Juul Launches Legal Fight Against Black Market Vaping Cartridges

By Susan Decker | July 14, 2020

Juul Labs Inc. launched an aggressive legal campaign to halt what it calls a “seemingly endless stream” of black market cartridges for its e-cigarettes.

The vaping company filed a patent-infringement complaint at the U.S. International Trade Commission in Washington, naming more than four dozen companies it says are importing copycat cartridges for the e-cigarettes. It’s seeking a blanket order that would block imports of any unauthorized cartridges.

The complaint — as well as some four-dozen patent-infringement lawsuits filed in federal courts around the U.S. over the past few days — are part of what the San Francisco-based company paints as an effort to curtail sometimes dangerous products. Juul Chief Executive Officer K.C. Crosthwaite has pledged to repair the image of the embattled company, which was at the center of a debate over whether e-cigarettes should exist at all.

“This new ITC action, if successful, would provide the additional public benefit of helping rid the market of unauthorized Juul-compatible products that can be modified by the user, such as empty and refillable pods, or those containing substances such as THC for which the Juul system was not designed,” Juul said in a statement.

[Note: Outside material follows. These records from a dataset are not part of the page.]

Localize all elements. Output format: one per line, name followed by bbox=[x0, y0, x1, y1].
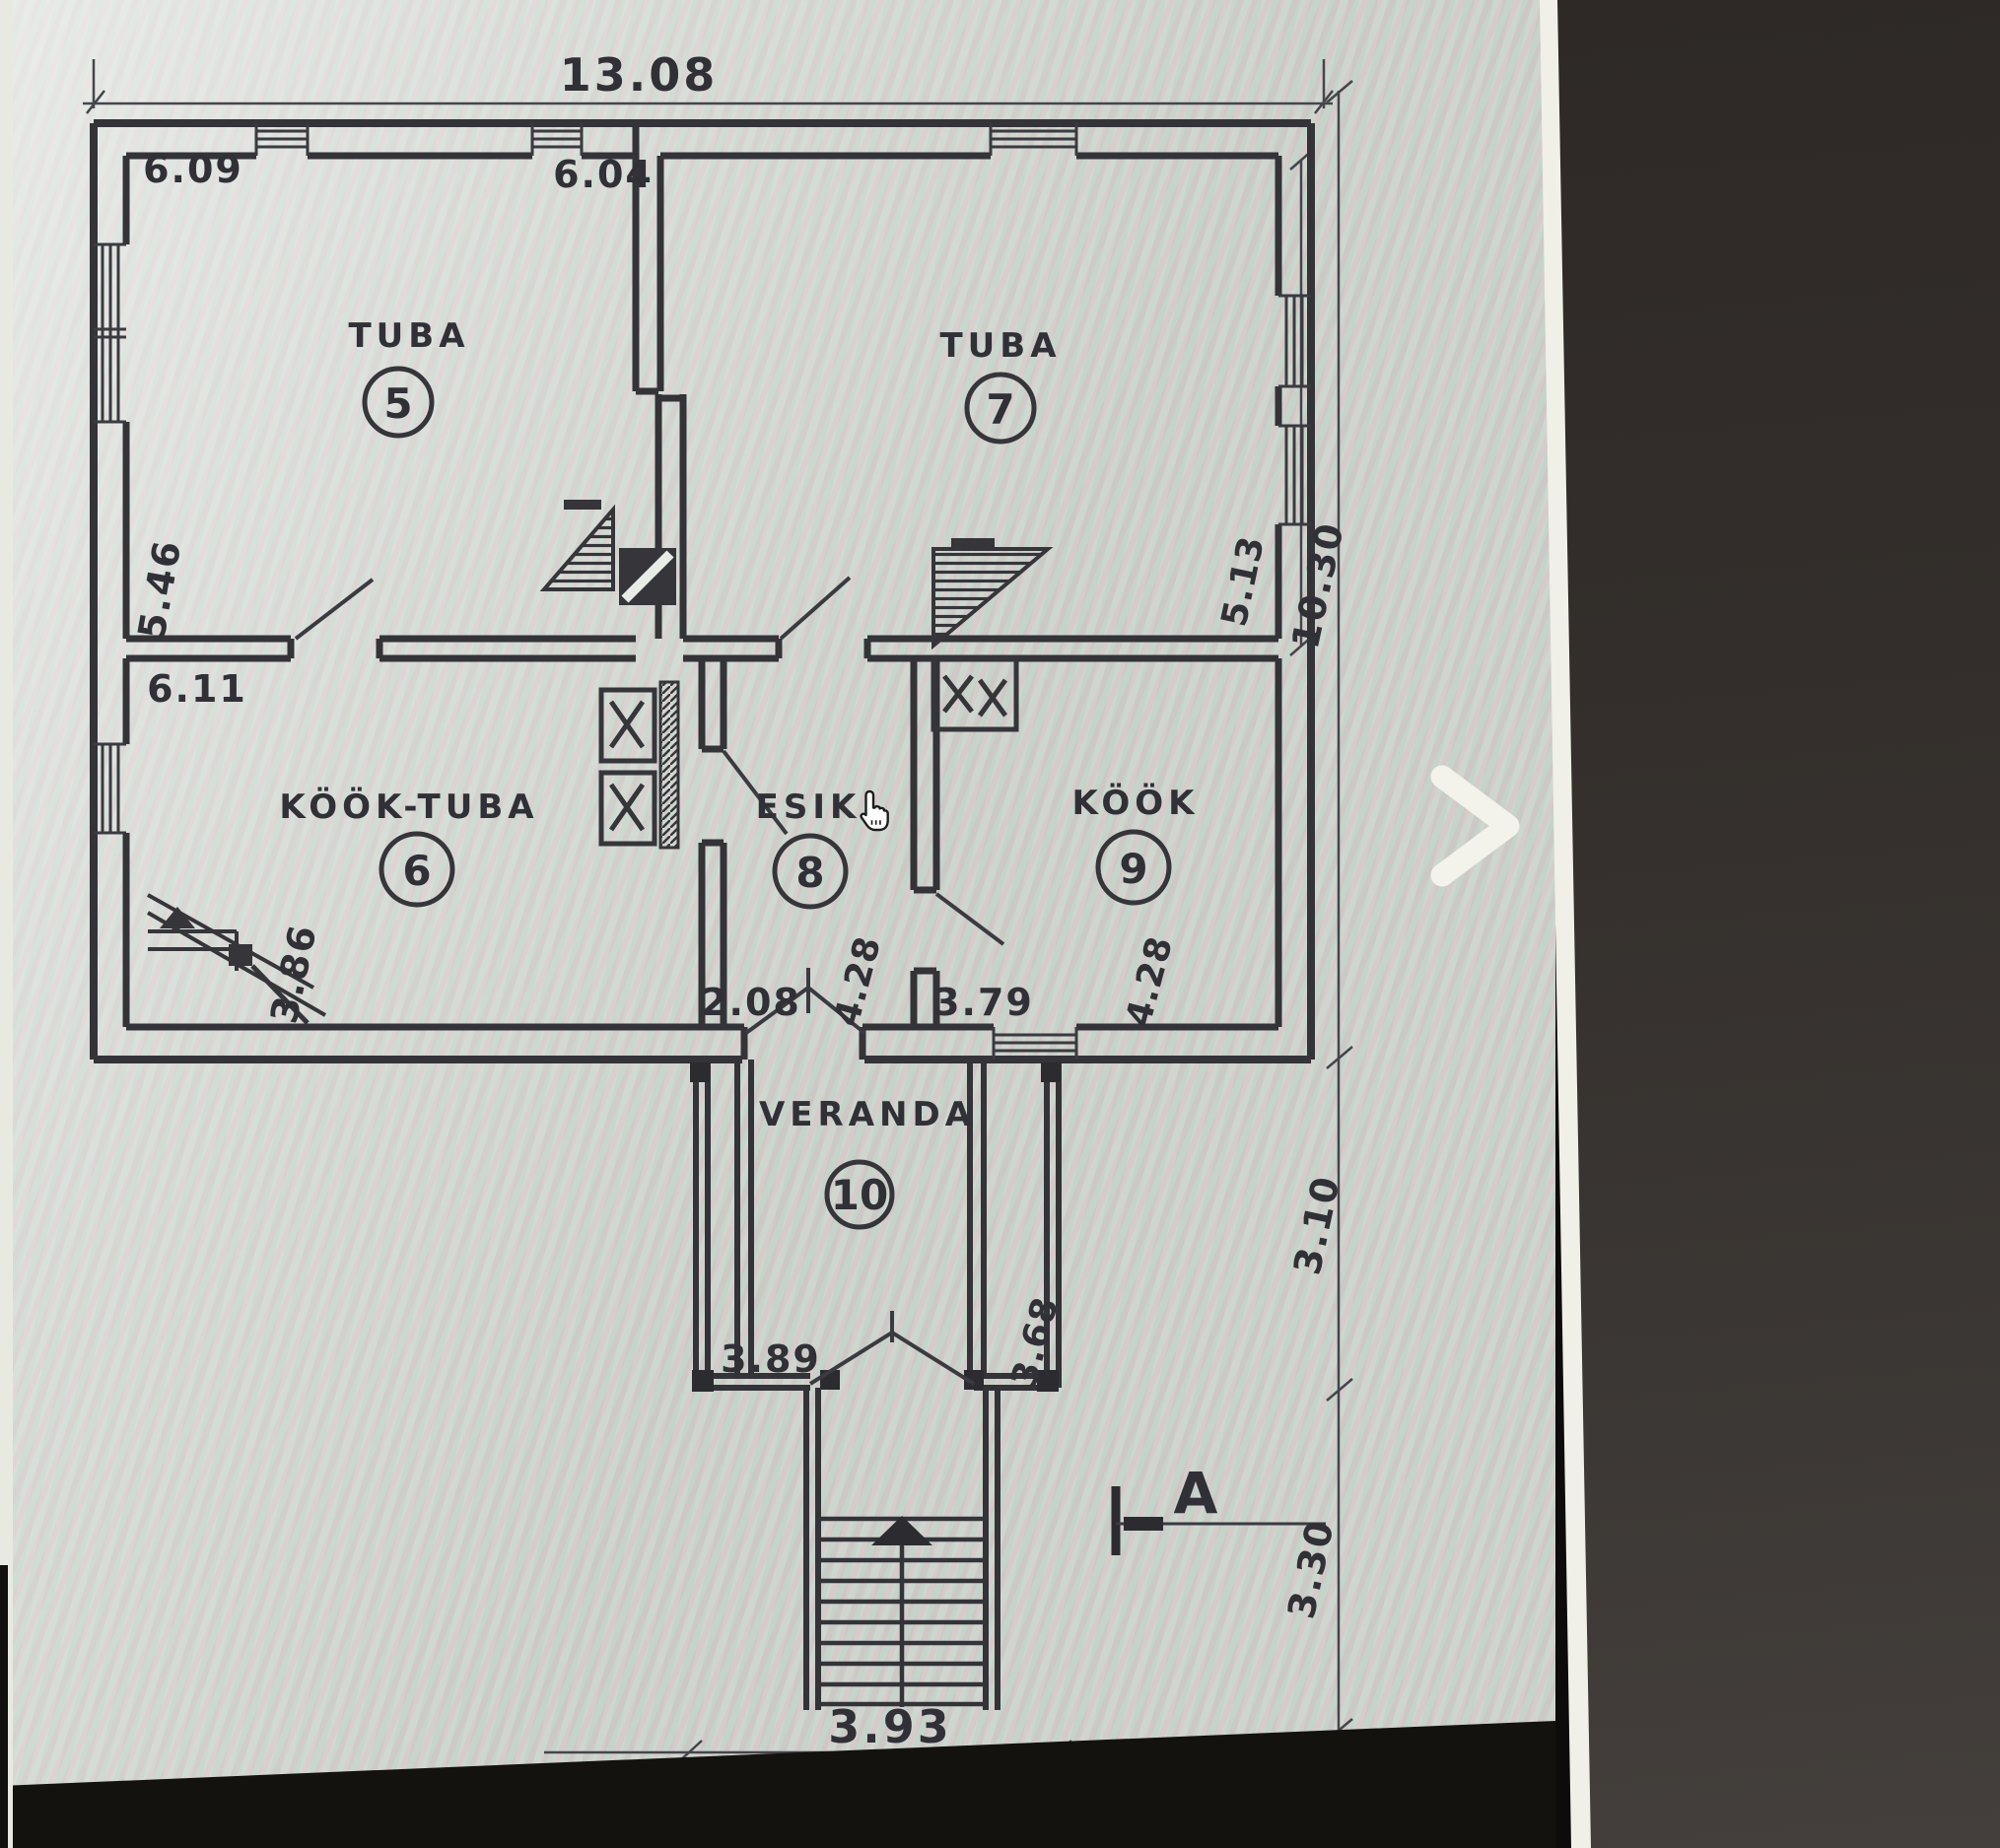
hand-cursor-icon bbox=[862, 791, 888, 830]
screen-photo: A TUBA 5 TUBA 7 KÖÖK-TUBA 6 ESIK 8 KÖÖK … bbox=[0, 0, 2000, 1848]
overlay-ui bbox=[0, 0, 2000, 1848]
next-arrow-button[interactable] bbox=[1442, 777, 1508, 875]
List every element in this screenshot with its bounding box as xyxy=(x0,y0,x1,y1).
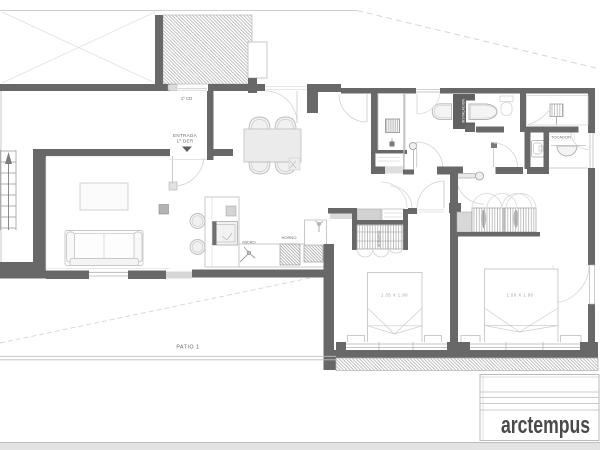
svg-text:TOCADOR: TOCADOR xyxy=(551,135,571,140)
svg-text:1º CD: 1º CD xyxy=(181,96,193,101)
svg-text:PATIO 1: PATIO 1 xyxy=(176,345,199,351)
svg-text:1.35 X 1.90: 1.35 X 1.90 xyxy=(381,293,408,298)
svg-text:INSTALACION: INSTALACION xyxy=(462,98,466,123)
svg-text:ENTRADA: ENTRADA xyxy=(173,133,198,138)
svg-text:arctempus: arctempus xyxy=(501,412,590,439)
svg-text:HORNO: HORNO xyxy=(282,235,297,240)
svg-text:ARMARIO: ARMARIO xyxy=(377,231,381,248)
svg-text:1º DER: 1º DER xyxy=(176,139,193,144)
svg-text:1.50 X 1.90: 1.50 X 1.90 xyxy=(507,293,534,298)
svg-text:MICRO: MICRO xyxy=(242,240,255,245)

Juul has stopped advertising products in the U.S. and halted sales of sweet nicotine flavors that public-health advocates say can attract younger users. The company’s market value has plunged during the controversy over the vaping epidemic. Juul needs to show it’s addressing critics as it prepares to submit an application later this year asking the Food and Drug Administration to let it remain on the market.

The legal fight also is about Juul protecting its market share, said Sarah Burstein, a professor who teaches design patent law at the University of Oklahoma.

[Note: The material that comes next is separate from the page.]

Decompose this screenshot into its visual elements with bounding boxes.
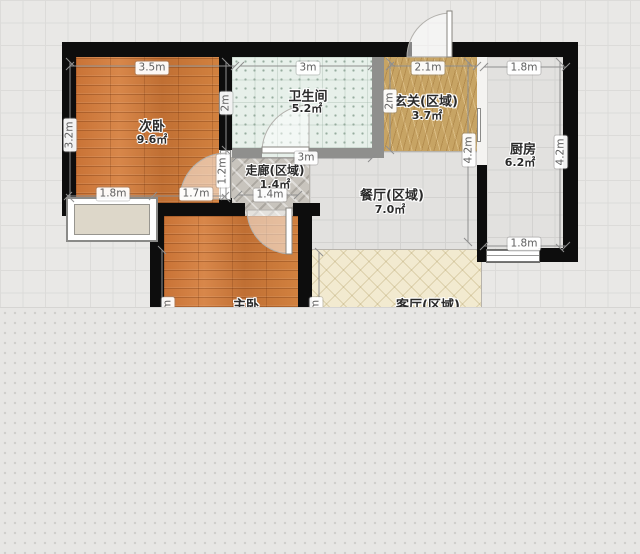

“‘I want to make the only keys that fit in my locks,’ is what they are saying,” she said. “Most of these will settle quickly. These are the kind of things you file and expect the defendants not to show up and get a default judgment.”

This isn’t the first time Juul has used the trade agency to knock out competitors, though earlier cases involved patented technology on how the e-cigarettes worked. Last year it settled lawsuits by getting companies to leave the market, and won an order blocking imports of companies that refused to settle.

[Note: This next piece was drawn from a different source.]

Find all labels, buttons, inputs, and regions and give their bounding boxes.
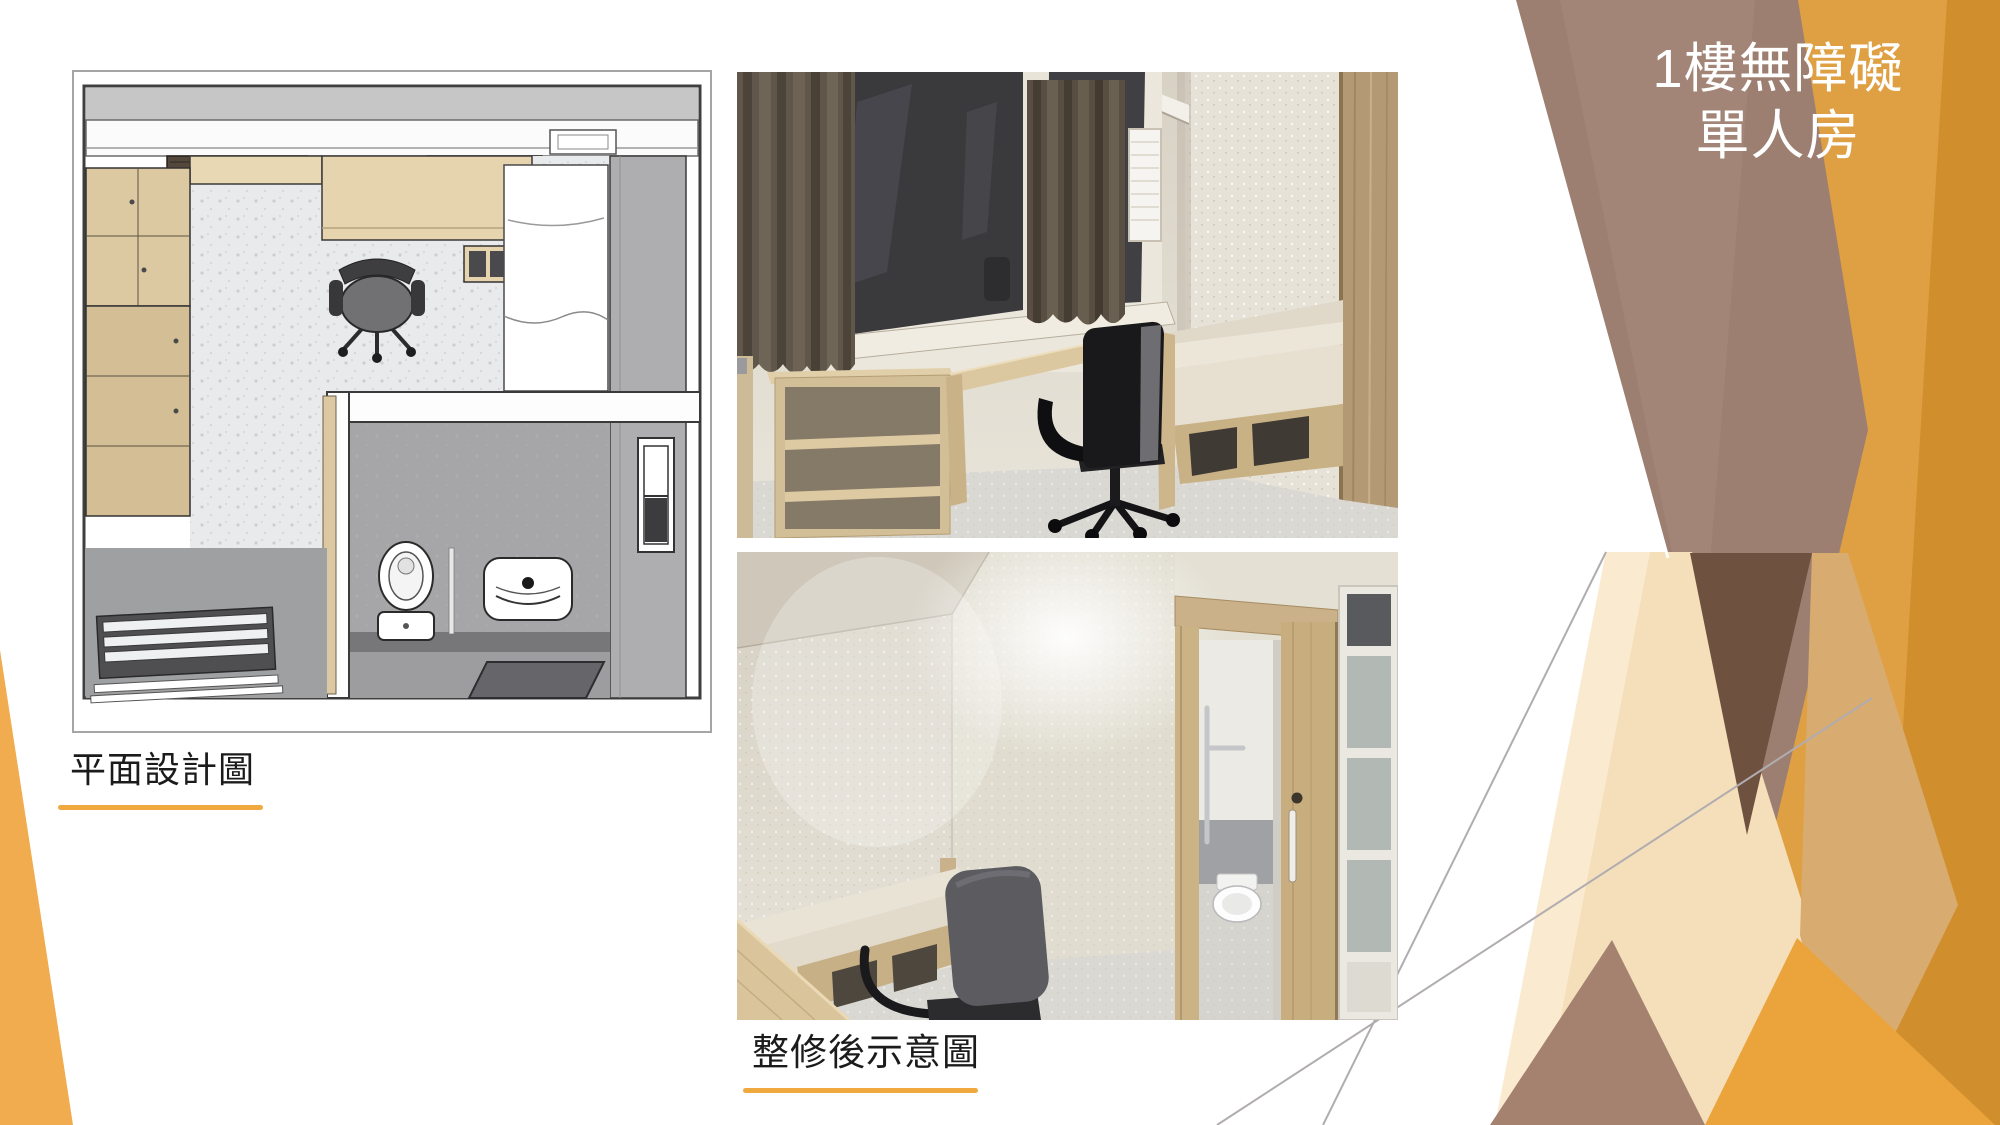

The newest complaint is over what the company calls the “simple, yet distinctive” look of the refill pods that are marketed as “Juul-compatible.” The patented designs cover the rectangular shape, transparent look and cap.

“Seeking to freeride on JLI’s success, numerous infringers have created a seemingly endless stream of infringing copycat products,” Juul said in the ITC complaint, citing “concealed identities, fictitious business names and addresses, and other tactics used to hide the true source.”

The trade commission is an attractive venue when it comes to products, like the compatible pods, that are made overseas. The agency, which typically completes investigations in about 15 months, can order products halted at the border. The type of order Juul is seeking would apply to any pod that can be used with the Juul device that isn’t expressly authorized by the company.

The case is In the Matter of Certain Vapor Cartridges and Components Thereof, 337-3471, U.S. International Trade Commission (Washington)

–With assistance from Angelica LaVito.